Bu kavrama tercihli menşe denmesinin sebebi, serbest ticaret anlaşmaları imzalayan ülkelerin birbirlerinin menşeini taşıyan eşyanın ticaretini, gümrük duvarlarını indirmek suretiyle yapmayı, anlaşmaya taraf olmayan diğer ülkeler menşeli eşyaya nazaran tercih etmeleridir. Zaten tercihli menşe uygulamalarından yararlanan eşyaya ithalatta uygulanan gümrük tarifesine de tercihli tarife denmesi bundandır.
Tercihli olmayan menşe kavramı ise bu durumda kısaca tercihli tarife uygulamalarından yararlandırılmak istenmeyen eşyaya tatbik edilen menşe kuralları olarak tanımlanabilir. Dolayısıyla bir ülke herhangi bir ülkeden ithal ettiği eşyaya, normalde diğer ülkelere uyguladığı ithalat vergilerini uyguluyor ise bu durumda tercihsiz menşe söz konusudur. Çünkü her iki ülke birbirleri açısından herhangi bir ayrıcalık arz etmemektedir, yani tercihli değildir ve aralarında gümrük tarifelerinin indirilmesi veya kaldırılmasına yönelik bir düzenleme bulunmamaktadır. Buna paralel olarak tercihsiz menşe uygulamalarına konu olan eşyaya uygulanan gümrük tarifelerine de tercihli olmayan tarife denir çünkü bu durumda ülkeler birbirlerini tercih etmemiştir.
Tercihli menşe uygulamalarından nasıl faydalanılır?
Genel olarak ülkelerin birbirleri arasında imzaladıkları serbest ticaret anlaşmaları ve eki metinlerde, anlaşmaların hangi ürünleri kapsadığı, anlaşma kapsamı ürünlerin karşı ülkede gümrük tarifesi indirimlerinden faydalanması için menşe ispat belgesi olarak düzenlenecek belgelerin türleri ve bu belgelerin taşıması gereken içerikler açıkça belirtilir.
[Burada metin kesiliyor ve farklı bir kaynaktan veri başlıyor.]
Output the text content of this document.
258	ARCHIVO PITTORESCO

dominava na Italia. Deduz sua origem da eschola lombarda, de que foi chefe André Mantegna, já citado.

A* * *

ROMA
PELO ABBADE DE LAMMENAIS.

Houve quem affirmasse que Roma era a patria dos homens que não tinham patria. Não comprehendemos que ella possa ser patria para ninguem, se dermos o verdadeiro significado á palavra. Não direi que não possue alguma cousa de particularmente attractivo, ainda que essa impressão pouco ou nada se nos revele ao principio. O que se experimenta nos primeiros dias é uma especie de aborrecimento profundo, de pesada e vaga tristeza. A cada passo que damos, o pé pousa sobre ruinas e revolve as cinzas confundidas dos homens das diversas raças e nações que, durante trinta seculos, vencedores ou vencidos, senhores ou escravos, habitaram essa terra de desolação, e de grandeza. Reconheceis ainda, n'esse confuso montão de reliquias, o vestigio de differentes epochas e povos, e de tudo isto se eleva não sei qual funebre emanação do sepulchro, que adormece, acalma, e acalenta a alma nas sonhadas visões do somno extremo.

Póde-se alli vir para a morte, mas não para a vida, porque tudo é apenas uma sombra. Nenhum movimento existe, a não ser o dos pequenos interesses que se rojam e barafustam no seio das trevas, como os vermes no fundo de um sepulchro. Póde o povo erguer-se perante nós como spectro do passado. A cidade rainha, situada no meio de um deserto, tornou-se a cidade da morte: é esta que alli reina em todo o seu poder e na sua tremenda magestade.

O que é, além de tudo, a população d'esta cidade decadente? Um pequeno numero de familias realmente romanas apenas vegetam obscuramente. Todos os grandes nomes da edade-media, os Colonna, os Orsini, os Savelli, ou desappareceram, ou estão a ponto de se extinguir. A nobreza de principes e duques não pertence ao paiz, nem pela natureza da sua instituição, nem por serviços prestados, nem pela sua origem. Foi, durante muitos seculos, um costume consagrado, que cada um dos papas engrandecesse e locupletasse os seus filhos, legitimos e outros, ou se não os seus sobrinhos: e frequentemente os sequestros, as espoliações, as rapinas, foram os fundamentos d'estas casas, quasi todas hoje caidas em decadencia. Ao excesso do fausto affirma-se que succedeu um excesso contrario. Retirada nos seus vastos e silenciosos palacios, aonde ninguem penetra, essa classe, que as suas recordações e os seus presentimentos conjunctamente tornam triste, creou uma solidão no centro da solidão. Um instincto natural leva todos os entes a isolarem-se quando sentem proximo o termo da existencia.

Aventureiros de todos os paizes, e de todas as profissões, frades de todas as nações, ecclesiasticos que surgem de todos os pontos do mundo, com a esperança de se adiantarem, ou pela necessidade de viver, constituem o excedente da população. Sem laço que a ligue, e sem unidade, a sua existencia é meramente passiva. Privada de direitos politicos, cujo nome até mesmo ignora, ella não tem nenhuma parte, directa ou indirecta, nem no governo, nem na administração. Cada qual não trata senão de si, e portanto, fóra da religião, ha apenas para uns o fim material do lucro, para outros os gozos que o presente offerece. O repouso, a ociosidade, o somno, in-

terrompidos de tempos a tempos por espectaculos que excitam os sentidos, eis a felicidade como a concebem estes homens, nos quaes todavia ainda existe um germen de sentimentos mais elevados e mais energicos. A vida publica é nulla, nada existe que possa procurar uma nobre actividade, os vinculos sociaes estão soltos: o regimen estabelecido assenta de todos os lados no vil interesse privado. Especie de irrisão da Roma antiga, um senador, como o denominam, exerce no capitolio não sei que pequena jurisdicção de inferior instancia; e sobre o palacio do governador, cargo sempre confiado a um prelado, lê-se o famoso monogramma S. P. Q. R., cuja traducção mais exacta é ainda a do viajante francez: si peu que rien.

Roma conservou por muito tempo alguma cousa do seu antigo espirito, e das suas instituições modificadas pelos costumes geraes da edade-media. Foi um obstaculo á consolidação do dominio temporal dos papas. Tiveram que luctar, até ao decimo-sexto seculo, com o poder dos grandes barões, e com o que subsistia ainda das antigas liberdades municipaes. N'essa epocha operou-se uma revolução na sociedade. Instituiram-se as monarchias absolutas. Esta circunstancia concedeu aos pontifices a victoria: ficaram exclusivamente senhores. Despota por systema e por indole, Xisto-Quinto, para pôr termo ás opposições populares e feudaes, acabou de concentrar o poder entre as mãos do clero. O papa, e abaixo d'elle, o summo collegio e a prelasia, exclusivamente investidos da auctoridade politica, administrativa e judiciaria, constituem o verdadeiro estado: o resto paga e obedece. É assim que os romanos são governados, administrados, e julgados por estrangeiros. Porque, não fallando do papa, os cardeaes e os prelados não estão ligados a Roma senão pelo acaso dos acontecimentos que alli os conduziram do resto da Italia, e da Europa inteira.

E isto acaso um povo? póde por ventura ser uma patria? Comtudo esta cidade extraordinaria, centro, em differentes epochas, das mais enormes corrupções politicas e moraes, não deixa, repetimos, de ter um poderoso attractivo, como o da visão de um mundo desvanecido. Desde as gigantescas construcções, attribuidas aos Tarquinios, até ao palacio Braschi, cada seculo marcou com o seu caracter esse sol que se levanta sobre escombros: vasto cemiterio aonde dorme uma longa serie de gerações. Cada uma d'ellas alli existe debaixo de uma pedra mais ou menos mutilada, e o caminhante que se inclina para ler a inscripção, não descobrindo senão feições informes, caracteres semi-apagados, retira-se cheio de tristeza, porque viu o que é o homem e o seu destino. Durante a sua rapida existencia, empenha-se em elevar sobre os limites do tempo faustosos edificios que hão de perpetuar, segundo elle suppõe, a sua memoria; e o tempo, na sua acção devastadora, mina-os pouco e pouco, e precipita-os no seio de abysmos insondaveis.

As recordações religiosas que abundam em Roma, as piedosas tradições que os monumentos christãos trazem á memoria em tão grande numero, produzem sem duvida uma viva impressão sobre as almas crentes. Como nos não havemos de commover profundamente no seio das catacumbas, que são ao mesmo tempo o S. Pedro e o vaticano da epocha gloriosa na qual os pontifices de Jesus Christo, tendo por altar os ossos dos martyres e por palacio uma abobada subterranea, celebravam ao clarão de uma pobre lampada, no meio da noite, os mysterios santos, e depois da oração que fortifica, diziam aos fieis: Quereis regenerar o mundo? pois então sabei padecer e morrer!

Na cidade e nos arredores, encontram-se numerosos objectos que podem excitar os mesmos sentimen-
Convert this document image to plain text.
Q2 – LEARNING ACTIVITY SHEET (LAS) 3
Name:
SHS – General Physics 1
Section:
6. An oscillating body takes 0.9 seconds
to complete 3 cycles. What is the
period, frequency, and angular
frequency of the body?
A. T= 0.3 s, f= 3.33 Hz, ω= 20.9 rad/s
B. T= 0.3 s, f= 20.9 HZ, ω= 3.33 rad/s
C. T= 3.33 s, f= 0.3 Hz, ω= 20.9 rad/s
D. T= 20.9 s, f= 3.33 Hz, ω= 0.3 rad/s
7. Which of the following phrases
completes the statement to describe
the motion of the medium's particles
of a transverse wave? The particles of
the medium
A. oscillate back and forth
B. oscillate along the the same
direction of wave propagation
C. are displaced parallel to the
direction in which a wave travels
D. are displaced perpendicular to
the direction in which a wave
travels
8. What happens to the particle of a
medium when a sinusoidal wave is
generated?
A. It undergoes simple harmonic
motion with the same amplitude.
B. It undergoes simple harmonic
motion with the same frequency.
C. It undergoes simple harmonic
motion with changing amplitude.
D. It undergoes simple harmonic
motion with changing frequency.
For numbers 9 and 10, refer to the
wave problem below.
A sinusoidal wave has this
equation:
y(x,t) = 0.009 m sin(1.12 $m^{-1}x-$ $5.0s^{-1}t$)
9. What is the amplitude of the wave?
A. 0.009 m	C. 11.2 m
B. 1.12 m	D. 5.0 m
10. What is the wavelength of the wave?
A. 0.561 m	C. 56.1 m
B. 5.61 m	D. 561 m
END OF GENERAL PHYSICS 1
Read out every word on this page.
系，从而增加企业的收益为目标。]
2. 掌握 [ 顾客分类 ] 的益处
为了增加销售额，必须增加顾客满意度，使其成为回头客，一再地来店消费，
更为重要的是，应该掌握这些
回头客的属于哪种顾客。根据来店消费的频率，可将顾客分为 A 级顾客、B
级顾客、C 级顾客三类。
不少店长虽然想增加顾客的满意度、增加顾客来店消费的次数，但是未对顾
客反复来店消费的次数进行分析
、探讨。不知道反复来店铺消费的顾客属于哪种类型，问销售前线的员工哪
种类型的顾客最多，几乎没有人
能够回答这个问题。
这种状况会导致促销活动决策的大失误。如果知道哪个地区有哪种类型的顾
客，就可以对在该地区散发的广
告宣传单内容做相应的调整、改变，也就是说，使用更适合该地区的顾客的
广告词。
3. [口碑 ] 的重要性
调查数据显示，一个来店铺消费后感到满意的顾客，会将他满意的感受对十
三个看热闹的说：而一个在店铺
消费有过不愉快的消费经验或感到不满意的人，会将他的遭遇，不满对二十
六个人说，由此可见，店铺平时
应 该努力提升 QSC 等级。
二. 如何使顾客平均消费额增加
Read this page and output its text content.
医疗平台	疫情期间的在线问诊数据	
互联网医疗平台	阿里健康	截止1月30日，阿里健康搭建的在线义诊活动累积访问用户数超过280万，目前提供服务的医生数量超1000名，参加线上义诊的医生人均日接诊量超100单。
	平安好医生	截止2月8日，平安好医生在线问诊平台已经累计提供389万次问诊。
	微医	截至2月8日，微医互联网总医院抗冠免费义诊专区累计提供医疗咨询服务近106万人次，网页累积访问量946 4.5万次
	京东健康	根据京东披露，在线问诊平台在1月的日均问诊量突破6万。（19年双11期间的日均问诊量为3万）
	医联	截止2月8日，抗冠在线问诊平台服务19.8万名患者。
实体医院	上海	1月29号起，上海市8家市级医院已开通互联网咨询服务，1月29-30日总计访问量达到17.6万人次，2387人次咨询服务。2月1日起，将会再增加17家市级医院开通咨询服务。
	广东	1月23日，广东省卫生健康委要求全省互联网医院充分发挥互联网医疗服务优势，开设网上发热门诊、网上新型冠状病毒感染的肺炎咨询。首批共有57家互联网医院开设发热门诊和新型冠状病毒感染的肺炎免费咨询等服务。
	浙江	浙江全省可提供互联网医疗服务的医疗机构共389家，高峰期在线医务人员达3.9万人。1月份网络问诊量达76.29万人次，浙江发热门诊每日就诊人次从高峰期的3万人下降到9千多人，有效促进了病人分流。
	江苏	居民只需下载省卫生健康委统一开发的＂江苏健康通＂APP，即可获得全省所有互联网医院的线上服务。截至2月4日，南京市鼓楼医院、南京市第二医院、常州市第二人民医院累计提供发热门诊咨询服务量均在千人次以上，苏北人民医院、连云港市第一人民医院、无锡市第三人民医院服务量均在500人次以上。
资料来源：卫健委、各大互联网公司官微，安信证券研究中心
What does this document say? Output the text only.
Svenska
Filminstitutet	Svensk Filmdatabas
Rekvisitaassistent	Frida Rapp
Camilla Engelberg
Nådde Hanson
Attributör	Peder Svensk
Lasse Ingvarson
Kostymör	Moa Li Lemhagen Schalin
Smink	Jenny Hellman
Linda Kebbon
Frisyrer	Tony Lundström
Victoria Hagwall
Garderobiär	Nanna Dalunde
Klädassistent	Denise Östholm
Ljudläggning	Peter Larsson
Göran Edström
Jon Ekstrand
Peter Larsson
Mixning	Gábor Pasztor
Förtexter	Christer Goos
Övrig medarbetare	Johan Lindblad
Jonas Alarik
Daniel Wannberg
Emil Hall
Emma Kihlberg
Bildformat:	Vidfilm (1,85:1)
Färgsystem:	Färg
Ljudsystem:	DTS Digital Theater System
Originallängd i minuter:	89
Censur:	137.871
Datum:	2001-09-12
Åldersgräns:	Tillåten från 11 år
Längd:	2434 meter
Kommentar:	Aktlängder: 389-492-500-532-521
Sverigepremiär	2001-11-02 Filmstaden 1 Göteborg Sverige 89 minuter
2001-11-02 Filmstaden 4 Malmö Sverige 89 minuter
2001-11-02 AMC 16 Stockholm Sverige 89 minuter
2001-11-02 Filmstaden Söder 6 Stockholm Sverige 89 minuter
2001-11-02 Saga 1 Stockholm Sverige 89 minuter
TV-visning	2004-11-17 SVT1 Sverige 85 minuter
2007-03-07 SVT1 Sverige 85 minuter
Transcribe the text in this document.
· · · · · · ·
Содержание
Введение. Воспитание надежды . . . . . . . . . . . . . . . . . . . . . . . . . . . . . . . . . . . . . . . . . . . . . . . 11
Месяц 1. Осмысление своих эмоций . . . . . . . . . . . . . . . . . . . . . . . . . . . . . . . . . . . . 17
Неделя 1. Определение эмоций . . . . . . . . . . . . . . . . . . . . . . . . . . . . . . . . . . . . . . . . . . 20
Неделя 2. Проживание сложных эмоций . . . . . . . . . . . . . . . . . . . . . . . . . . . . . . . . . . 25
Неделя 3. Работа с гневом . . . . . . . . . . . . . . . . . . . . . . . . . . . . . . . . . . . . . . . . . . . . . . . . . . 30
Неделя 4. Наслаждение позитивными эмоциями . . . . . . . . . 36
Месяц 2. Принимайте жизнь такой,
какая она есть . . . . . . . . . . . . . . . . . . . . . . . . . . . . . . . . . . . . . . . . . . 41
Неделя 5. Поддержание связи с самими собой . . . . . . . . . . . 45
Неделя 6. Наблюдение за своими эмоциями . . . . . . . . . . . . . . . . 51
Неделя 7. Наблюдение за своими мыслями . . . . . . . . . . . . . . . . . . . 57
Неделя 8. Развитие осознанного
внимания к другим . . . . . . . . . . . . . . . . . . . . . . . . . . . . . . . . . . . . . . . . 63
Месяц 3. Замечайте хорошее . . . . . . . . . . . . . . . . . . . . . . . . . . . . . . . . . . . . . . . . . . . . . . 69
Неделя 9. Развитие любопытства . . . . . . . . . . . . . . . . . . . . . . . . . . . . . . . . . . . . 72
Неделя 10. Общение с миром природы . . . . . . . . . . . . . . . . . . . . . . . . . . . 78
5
Örneğin Türkiye’nin imzaladığı hali hazırda yürürlükte olan 20 serbest ticaret anlaşması mevcuttur. Singapur, Fas, Tunus ve İsrail bu ülkelerden sadece bazılarıdır. Yukarıda bahsettiğimiz açıklamalar çerçevesinde Türkiye, Serbest Ticaret Ticaret Anlaşması imzaladığı ülkelerden ithal ettiği ve bu ülkelerin menşeini taşıyan eşyaya, ithalatta ya sıfır oranında gümrük tarifesi uygulamakta veya normalde uyguladığı gümrük tarifesinden daha düşük oranda gümrük tarifesi uygulamaktadır.
Sonuç olarak ithalat yapan firmaların tercihli menşe uygulamalarından yararlanarak tercihli gümrük tarifeleri üzerinden gümrük beyanlarını yapmaları durumunda, ilgili serbest ticaret anlaşmaları ve eki metinlerde yer alan ve eşyanın tercihli menşeini ispata yarayan doğru belgeleri gümrük idaresine ibraz etme noktasında son derece dikkatli olmaları gerekmektedir. Bu durum, özellikle Gümrük İdaresinin son dönemde menşe konusuna özel bir önem atfediyor olması ve yine son günlerde dış ticaret yapan firmaların eşyanın menşeinin yanlış beyan edilmesi veya doğru menşe ispat belgesinin gümrük beyanlarında sunulmaması sebepleriyle gümrük para cezalarına muhatap olmaları ile birlikte değerlendirildiğinde gümrük işlemlerinde hassasiyet gösterilmesi gereken konuların başında gelmektedir.